Wyoming was the first state to allow women to vote.
Wyoming: The Equality State That Led Women's Suffrage
While American women didn't win the right to vote nationwide until 1920, the women of Wyoming had been casting ballots for more than half a century by then. On December 10, 1869, Wyoming Territory became the first government in the United States to grant women full voting rights—a radical move that earned it the nickname "The Equality State."
The law didn't just allow women to vote. It gave them the right to hold public office, serve on juries, and own property on equal terms with men. This wasn't just progressive for America—it was groundbreaking for the entire world.
Why Wyoming? The Surprising Reasons Behind the Law
You might expect such a progressive law to emerge from enlightened philosophy, but the reality was more pragmatic. The Wyoming Territory had a severe shortage of women—men outnumbered women six to one. Territorial legislators hoped that granting women's rights would attract more female settlers and lend respectability to the rough frontier territory.

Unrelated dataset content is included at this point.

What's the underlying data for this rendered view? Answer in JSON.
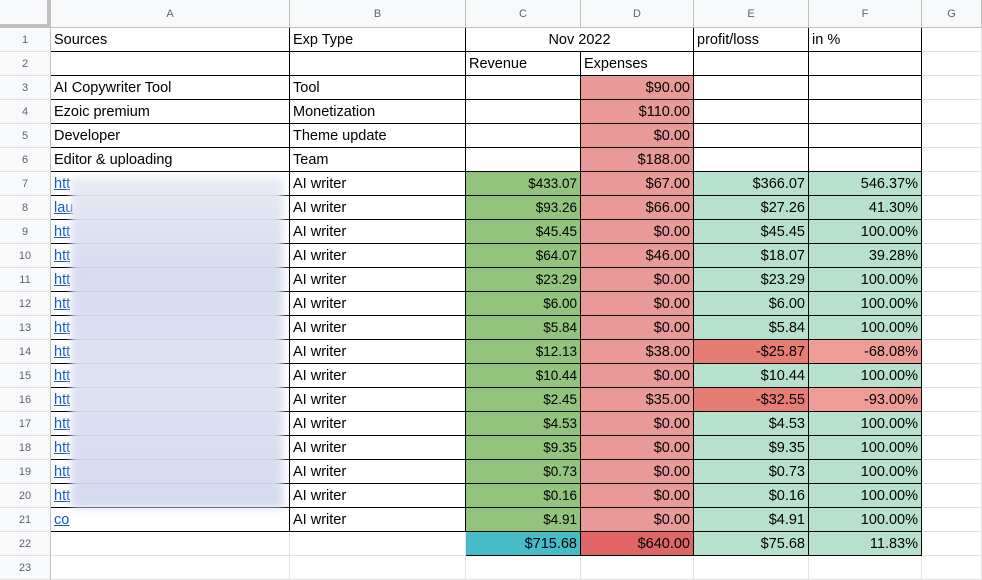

There was also a political angle. William Bright, the bill's main sponsor, allegedly supported it partly to embarrass the territorial governor, who opposed it. And some legislators thought women voters would support temperance laws to clean up the territory's rowdy saloons.
Whatever their motivations, they made history. Governor John Campbell signed the bill into law, and Wyoming became a beacon for the suffrage movement nationwide.
Louisa Swain: First Woman to Vote
On September 6, 1870, in Laramie, Wyoming, a 70-year-old Quaker woman named Louisa Swain became the first woman in the United States to cast a legal vote under an unrestricted suffrage law. According to accounts, she was on her way to buy yeast when she stopped at the polling place and made history.
That same year brought more firsts: Esther Hobart Morris became the first female justice of the peace in the nation, and Laramie empaneled the first jury of women in the United States.
From Territory to State: Holding the Line
When Wyoming applied for statehood in 1890, Congress suggested it might gain admission faster if it removed women's suffrage from its proposed constitution. The territorial legislature's response was defiant and has become legendary: "We will remain out of the Union 100 years rather than come in without the women."
Wyoming didn't have to wait. On July 10, 1890, it became the 44th state and the first state in the nation where women could vote from day one. The right to vote was enshrined in Article 6 of the state constitution.
The Ripple Effect
Wyoming's example influenced the broader suffrage movement, though progress was slow. It would take 51 years after Wyoming's territorial law before women's suffrage became the law of the land with the 19th Amendment in 1920.
The western states followed Wyoming's lead more quickly than the East:
- Colorado granted women's suffrage in 1893
- Utah and Idaho followed in 1896
- Washington in 1910
- California in 1911
Why the West first? Frontier territories were more willing to experiment with social reforms, needed to attract settlers, and had less entrenched political opposition than Eastern states.
Today, Wyoming's legacy lives on in its official nickname and its state motto, adopted in 1955: "Equal Rights." The Equality State didn't just talk about women's rights—it led the nation in making them real, proving that sometimes the frontier isn't just a place, but an idea.